In the past year, though, I feel myself shifting. 

My first shift occurred when the U.S. Supreme Court ruled in favor of gay marriage in June 2015. While California allowed for gay couples to marry, our nation as a whole didn't allow for it, which made me continue to feel less than, other. And I was surprised by the psychological shift that occurred in me when the Supreme Court ruled in favor of my humanity. I don't know how I feel about marriage as an institution, and in our capitalist society, I know that allowing more people to marry helps perpetuate our need to consume. And yet, knowing that I was now equal in this particular institution caused me to feel less shame, more human. It was startling. And striking. And I felt like I could breathe a little easier.

The second shift occurred more recently, in the wake of the Orlando shootings. And this shift has been dramatic.

It is poignant to me that the largest mass shooting in U.S. history occurred at the expense of the gay community and at the expense of people of color, most of whom also identified as gay. While the younger version of me may have reacted to this violent incident by retreating deeper into the closet, my current self feels compelled to shatter all the closets in the world--to be gay as fuck. Unapologetically. Proudly. Shamelessly.

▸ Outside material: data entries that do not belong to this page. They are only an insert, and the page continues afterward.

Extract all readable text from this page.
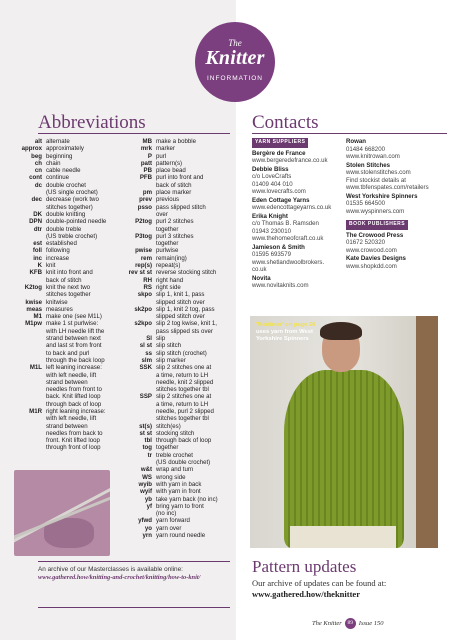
The
Knitter
INFORMATION
Abbreviations
alt alternate
approx approximately
beg beginning
ch chain
cn cable needle
cont continue
dc double crochet
(US single crochet)
dec decrease (work two
stitches together)
DK double knitting
DPN double-pointed needle
dtr double treble
(US treble crochet)
est established
foll following
inc increase
K knit
KFB knit into front and
back of stitch
K2tog knit the next two
stitches together
kwise knitwise
meas measures
M1 make one (see M1L)
M1pw make 1 st purlwise:
with LH needle lift the
strand between next
and last st from front
to back and purl
through the back loop
M1L left leaning increase:
with left needle, lift
strand between
needles from front to
back. Knit lifted loop
through back of loop
M1R right leaning increase:
with left needle, lift
strand between
needles from back to
front. Knit lifted loop
through front of loop
MB make a bobble
mrk marker
P purl
patt pattern(s)
PB place bead
PFB purl into front and
back of stitch
pm place marker
prev previous
psso pass slipped stitch
over
P2tog purl 2 stitches
together
P3tog purl 3 stitches
together
pwise purlwise
rem remain(ing)
rep(s) repeat(s)
rev st st reverse stocking stitch
RH right hand
RS right side
skpo slip 1, knit 1, pass
slipped stitch over
sk2po slip 1, knit 2 tog, pass
slipped stitch over
s2kpo slip 2 tog kwise, knit 1,
pass slipped sts over
Sl slip
sl st slip stitch
ss slip stitch (crochet)
slm slip marker
SSK slip 2 stitches one at
a time, return to LH
needle, knit 2 slipped
stitches together tbl
SSP slip 2 stitches one at
a time, return to LH
needle, purl 2 slipped
stitches together tbl
st(s) stitch(es)
st st stocking stitch
tbl through back of loop
tog together
tr treble crochet
(US double crochet)
w&t wrap and turn
WS wrong side
wyib with yarn in back
wyif with yarn in front
yb take yarn back (no inc)
yf bring yarn to front
(no inc)
yfwd yarn forward
yo yarn over
yrn yarn round needle
An archive of our Masterclasses is available online:
www.gathered.how/knitting-and-crochet/knitting/how-to-knit/
Contacts
YARN SUPPLIERS
Bergère de France
www.bergeredefrance.co.uk
Debbie Bliss
c/o LoveCrafts
01409 404 010
www.lovecrafts.com
Eden Cottage Yarns
www.edencottageyarns.co.uk
Erika Knight
c/o Thomas B. Ramsden
01943 230010
www.thehomeofcraft.co.uk
Jamieson & Smith
01595 693579
www.shetlandwoolbrokers.
co.uk
Novita
www.novitaknits.com
Rowan
01484 668200
www.knitrowan.com
Stolen Stitches
www.stolenstitches.com
Find stockist details at
www.tbfenspates.com/retailers
West Yorkshire Spinners
01535 664500
www.wyspinners.com
BOOK PUBLISHERS
The Crowood Press
01672 520320
www.crowood.com
Kate Davies Designs
www.shopkdd.com
'Mortimer' on page 26 uses yarn from West Yorkshire Spinners
Pattern updates
Our archive of updates can be found at:
www.gathered.how/theknitter
The Knitter	89 Issue 150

The events in Orlando have catalyzed my own self-examination around being gay, and it makes me think of all those in this society who share similar stories of shame, otherness, disregard: people of color, Native peoples, transgender peoples, undocumented immigrants--anyone who doesn't fit the dominant paradigm. And now 49 people won't get the chance to continue telling their stories. 

I imagine those who were killed at the Pulse nightclub felt less shame than I did growing up. Or at least I hope so. I also imagine their struggles and challenges were different from mine. But under the banner of the rainbow flag, we share in the same community, and I feel wounded and galvanized by what happened.

For now, at least today, being out not only ensures my humanity, but also serves as deference to and homage for any gay or queer-identified person whose stories are cut short--or never told. And it's time to take my own pain, the pain of my community, and transform it into something that heals. 




Comments

  1. This is beautiful and moving. Thank you for writing this & for choosing to be gay as fuck!